What goes well with a love story? Creative architecture. Columbus the movie is such a great and genuine exploration of this idea, filmed in Columbus the city - a weird experimental hub for architecture that actually exists in real life! After his architect father goes into a coma, Jin (John Cho), a Korean-born man finds himself stuck in Columbus without a foreseeable end. In Korean tradition when a parent dies, the son should be in the same place physically otherwise they can't mourn. While waiting to see what will happen to his father he meets Casey (Haley Lu Richardson), an aspiring architect herself, who's also stuck in Columbus because of her mother. This is a beautiful movie with real-life issues and situations, to be especially appreciated by viewers who don't mind a slow narrative in exchange for a meticulously-crafted movie.
The movie starts with Professor John Oldman packing his things to leave and start a new life. He invites his friends to say goodbye and decides to reveal the reason for his departure. The starting point of the narration is a simple question asked by Oldman to his friends: what would a man from the upper paleolithic look like if he had survived until the present day? As scientists, the protagonists play his game and investigate the question, not knowing whether the story is a bad joke or a genuine narration. One of the best movies I've watched and definitely one of the most under-rated.
One of the most original time-travel thrillers since 12 Monkeys. A brilliant subversion of the Time Paradox trope, with enough plot twists to keep you entertained until well after the movie is finished. Predestination is an amazing movie with great performances from Ethan Hawke and Sarah Snook. It's a movie that will feel like Inception, when it comes to messing with your mind and barely anyone has heard of it. It is highly underrated and unknown, sadly.

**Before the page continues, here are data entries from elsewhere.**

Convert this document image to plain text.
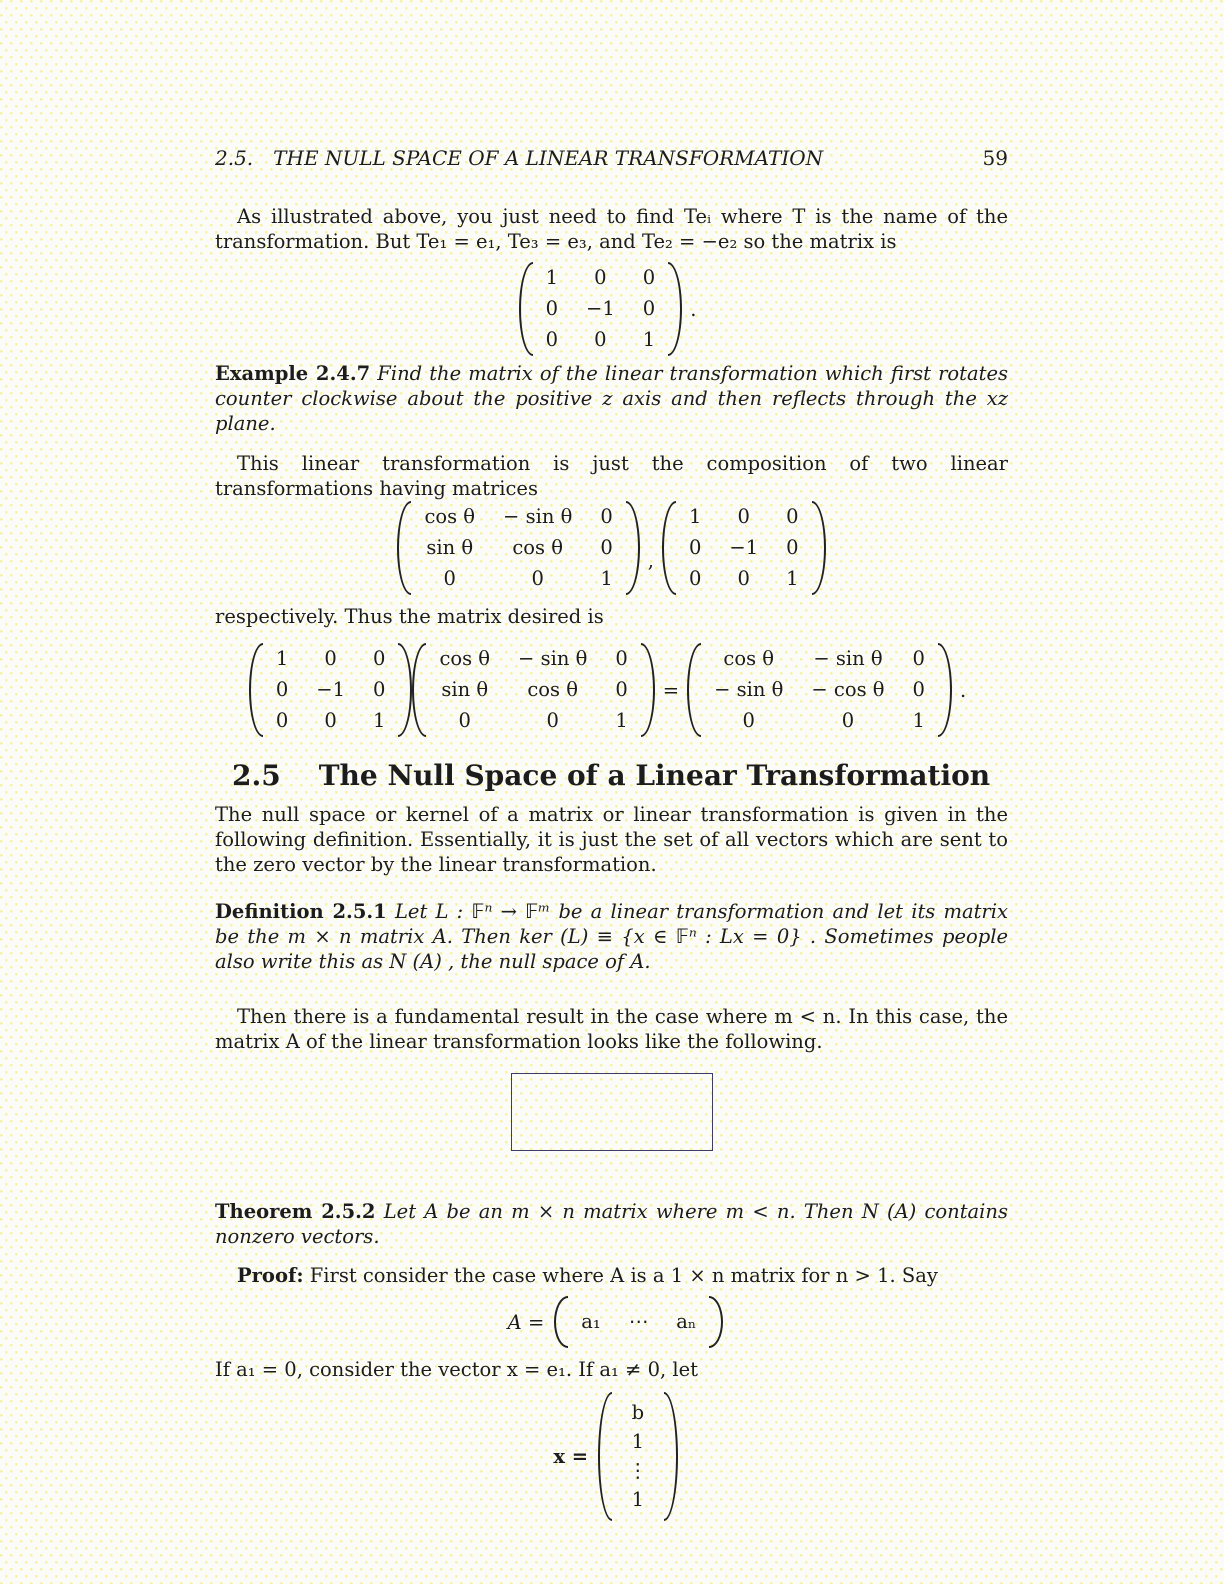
2.5. THE NULL SPACE OF A LINEAR TRANSFORMATION	59

As illustrated above, you just need to find Teᵢ where T is the name of the transformation. But Te₁ = e₁, Te₃ = e₃, and Te₂ = −e₂ so the matrix is

1 0 0
0 −1 0
0 0 1
.

Example 2.4.7 Find the matrix of the linear transformation which first rotates counter clockwise about the positive z axis and then reflects through the xz plane.

This linear transformation is just the composition of two linear transformations having matrices

cos θ − sin θ 0
sin θ cos θ 0
0	0	1
,
1 0 0
0 −1 0
0 0 1

respectively. Thus the matrix desired is

1 0 0
0 −1 0
0 0 1
cos θ − sin θ 0
sin θ cos θ 0
0	0	1
=
cos θ − sin θ 0
− sin θ − cos θ 0
0	0	1
.
2.5 The Null Space of a Linear Transformation

The null space or kernel of a matrix or linear transformation is given in the following definition. Essentially, it is just the set of all vectors which are sent to the zero vector by the linear transformation.

Definition 2.5.1 Let L : 𝔽ⁿ → 𝔽ᵐ be a linear transformation and let its matrix be the m × n matrix A. Then ker (L) ≡ {x ∈ 𝔽ⁿ : Lx = 0} . Sometimes people also write this as N (A) , the null space of A.

Then there is a fundamental result in the case where m < n. In this case, the matrix A of the linear transformation looks like the following.

Theorem 2.5.2 Let A be an m × n matrix where m < n. Then N (A) contains nonzero vectors.

Proof: First consider the case where A is a 1 × n matrix for n > 1. Say

A = a₁ ⋯ aₙ

If a₁ = 0, consider the vector x = e₁. If a₁ ≠ 0, let

x =
b
1
⋮
1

Moon is a sci-fi movie that doesn’t care that it’s a sci-fi movie. It’s not about space exploration or aliens. It’s about a man struggling to understand what and who he is and the dehumanizing effect of industrialization. Moon leaves you with a pit in your stomach and an incredible feeling of melancholy. It is perfectly acted by Sam Rockwell and the voice of Kevin Spacey. Moon keeps you guessing and deeply enthralled. A true masterpiece I would recommend to anyone, whether they are sci-fi nerds or just movie lovers.
A unique movie about a near-future society obsessed with couples; viewing couples as the norm, as opposed to single people who are viewed as unproductive and undesirable. In that way, the film shows David (Colin Farrell), a newly single person who is transferred to the Hotel, a place where single people have just 45 days to find a suitable mate, and if they fail, they would be transformed into animals of their choice. While the film’s original premise may not be everyone’s cup of tea, The Lobster will prove a goldmine for people who are into a Kafkaesque, absurdist mentality, or anyone looking for an idea-driven experience.